Permettez-moi enfin, au nom du groupe socialiste, républicain et citoyen, de vous féliciter, madame la ministre, pour votre travail sur ce projet de loi, pour votre détermination et votre obstination à voir ce texte aboutir. C’est avec un plaisir non dissimulé que nous nous apprêtons à en discuter dans cette commission et à le défendre, à vos côtés, pour continuer ensemble à faire rayonner la création culturelle à une époque qui en a de plus en plus besoin. Soyez assurée, madame la ministre, que le groupe Socialiste, républicain et citoyen sera à vos côtés une force de proposition et de conviction tout au long de ces débats.

M. François de Mazières. Si nous avons pu unanimement nous émouvoir des atteintes portées au patrimoine et à la création – je m’indignais il y a dix jours des dégradations nauséabondes commises contre les œuvres d’Anish Kapoor – il faut bien reconnaître que le projet de loi dont nous débattons aujourd’hui ne masquera pas le vide de la politique culturelle du quinquennat de François Hollande.

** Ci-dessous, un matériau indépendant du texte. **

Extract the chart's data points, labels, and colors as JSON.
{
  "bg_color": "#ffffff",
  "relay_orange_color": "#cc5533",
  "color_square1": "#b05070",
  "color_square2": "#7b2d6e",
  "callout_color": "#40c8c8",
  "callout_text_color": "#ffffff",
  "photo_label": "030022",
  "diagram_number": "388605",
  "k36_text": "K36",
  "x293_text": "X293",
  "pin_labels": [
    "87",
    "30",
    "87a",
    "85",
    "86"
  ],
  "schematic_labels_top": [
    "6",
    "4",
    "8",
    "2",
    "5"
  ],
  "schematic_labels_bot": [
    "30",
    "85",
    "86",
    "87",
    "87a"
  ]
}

Souvenons-nous de la tirade de Dom Juan dans la scène II de l’acte V : « l’hypocrisie est un vice à la mode, et tous les vices à la mode passent pour vertus ».

Madame la ministre, même si je suis scandalisé par la bêtise de ces tags au contenu révoltant sur le désormais célèbre Dirty Corner, alias « vagin de la Reine », restons pour autant lucides : ce n’est pas Anish Kapoor, artiste mondialement connu, dont l’inauguration de l’exposition a donné lieu à une invitation des plus fastueuses pour sept cents couverts, et à qui l’on a autorisé par une dérogation totalement inédite à faire un important terrassement dans le parc, qui est aujourd’hui le plus menacé dans sa création.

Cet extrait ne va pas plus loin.